Using the panelled staircase from the 1720s – the only element of the original house left intact – as a backbone and point of inspiration, Dyson reinvented the building, mixing 18th-century style with a bold contemporary aesthetic. The radical restoration involved rebuilding the front façade, substantial alterations to the interior of the building, as well as renovation of the existing workshop in the rear garden. The workshop, previously a Bengali cooking school, was transformed as part of the renovation works into a space for Dyson’s growing practice.
This studio was built into the former garden of the original house in 1840, with king post trusses resting on brick piers, spanning the garden walls and supporting a large lantern overhead. To make this space habitable, the roof-light was re-glazed and the building was properly insulated and heated. For many years it was home to Chris Dyson’s architecture practice while the house became a thriving and fully-occupied home, much as it would have been in Huguenot times.
With the continued growth of a successful practice, Chris Dyson Architects began to outgrow the studio space in the rear garden. In 2014 permission was granted to excavate the area below the studio to create an additional level. Reconfiguring the workplace into a gallery, one of the main challenges was to provide sufficient light into the depths of the space to create a gallery that is light and airy.

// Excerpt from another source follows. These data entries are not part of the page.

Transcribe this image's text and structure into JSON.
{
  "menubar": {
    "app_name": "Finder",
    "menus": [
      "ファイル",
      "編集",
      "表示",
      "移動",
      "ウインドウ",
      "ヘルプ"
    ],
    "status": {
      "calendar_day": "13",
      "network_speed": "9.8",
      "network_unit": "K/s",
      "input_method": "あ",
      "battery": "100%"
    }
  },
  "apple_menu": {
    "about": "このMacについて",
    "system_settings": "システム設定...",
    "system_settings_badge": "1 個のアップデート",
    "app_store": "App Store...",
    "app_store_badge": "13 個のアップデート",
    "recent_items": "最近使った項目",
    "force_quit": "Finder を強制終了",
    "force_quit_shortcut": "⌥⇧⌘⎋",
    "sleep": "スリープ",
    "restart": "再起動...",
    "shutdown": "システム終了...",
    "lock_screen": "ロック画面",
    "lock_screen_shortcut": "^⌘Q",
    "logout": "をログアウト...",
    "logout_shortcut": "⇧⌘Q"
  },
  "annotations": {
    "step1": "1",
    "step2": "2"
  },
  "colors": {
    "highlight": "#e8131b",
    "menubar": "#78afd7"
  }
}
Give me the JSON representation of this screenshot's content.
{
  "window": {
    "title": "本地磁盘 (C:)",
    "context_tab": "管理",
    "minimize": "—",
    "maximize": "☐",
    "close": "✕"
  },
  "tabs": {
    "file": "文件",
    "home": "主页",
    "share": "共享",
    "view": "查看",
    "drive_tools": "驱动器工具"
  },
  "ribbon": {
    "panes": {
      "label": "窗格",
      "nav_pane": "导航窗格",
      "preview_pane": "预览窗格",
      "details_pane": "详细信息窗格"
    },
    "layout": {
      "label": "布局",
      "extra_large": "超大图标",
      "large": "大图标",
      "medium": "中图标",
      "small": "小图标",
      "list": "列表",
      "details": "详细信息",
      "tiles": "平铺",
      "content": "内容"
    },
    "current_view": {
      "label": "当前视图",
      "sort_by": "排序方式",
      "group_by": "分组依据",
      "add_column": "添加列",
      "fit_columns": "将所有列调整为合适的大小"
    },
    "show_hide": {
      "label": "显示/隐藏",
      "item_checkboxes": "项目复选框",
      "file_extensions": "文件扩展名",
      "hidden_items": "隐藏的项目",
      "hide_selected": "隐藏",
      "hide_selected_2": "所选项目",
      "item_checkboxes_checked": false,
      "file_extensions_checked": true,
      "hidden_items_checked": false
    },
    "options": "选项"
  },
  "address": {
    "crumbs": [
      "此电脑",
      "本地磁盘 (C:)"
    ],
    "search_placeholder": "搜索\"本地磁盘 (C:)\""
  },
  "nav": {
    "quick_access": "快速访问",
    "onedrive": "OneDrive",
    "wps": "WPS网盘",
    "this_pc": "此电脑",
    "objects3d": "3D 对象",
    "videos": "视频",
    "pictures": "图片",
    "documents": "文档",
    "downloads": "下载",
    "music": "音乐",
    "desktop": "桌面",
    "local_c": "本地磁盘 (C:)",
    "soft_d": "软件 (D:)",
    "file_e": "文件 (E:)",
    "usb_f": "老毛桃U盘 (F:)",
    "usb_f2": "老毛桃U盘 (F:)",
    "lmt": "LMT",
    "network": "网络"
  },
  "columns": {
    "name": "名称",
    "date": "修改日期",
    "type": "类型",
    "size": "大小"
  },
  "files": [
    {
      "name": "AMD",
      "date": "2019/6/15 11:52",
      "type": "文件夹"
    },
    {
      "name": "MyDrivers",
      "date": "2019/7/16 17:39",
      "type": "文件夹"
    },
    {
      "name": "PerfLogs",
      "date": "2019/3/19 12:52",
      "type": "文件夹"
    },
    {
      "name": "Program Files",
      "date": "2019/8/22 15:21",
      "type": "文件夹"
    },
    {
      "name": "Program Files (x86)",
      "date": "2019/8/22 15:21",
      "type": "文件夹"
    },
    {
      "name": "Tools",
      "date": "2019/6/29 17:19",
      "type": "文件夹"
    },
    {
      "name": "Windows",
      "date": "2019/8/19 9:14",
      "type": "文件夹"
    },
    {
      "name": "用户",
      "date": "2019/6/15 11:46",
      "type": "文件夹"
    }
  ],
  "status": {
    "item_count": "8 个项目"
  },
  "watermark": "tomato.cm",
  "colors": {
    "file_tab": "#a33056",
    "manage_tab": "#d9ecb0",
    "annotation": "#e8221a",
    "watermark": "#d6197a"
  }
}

To achieve the desired light in the space an open void was inserted into the ground floor level, echoing the shape of the original rooflight. This, together with the high floor to ceiling space, large glazed doors facing onto the newly created courtyard and a palette of light materials, has created a dramatic, light-filled gallery space.
In order to celebrate the original structure, key elements have been retained, thus enhancing the aesthetic interest of the new space. The concrete ceiling was cast on timber boards, resulting in a dramatically textured ceiling, providing a strong visual reference to the old timber boards of the studio. Bright white terrazzo flooring helps bounce light around the space while rough metal stairs and balustrading to the stair and void create a dialogue between these contrasting textures.
Working with an existing building is always challenging when comparing standards of energy performance required for new builds. However the opportunity to retain and work with the existing fabric not only creates exciting opportunities for design, but also enables environmental savings as large scale demolition and complete new construction is not required.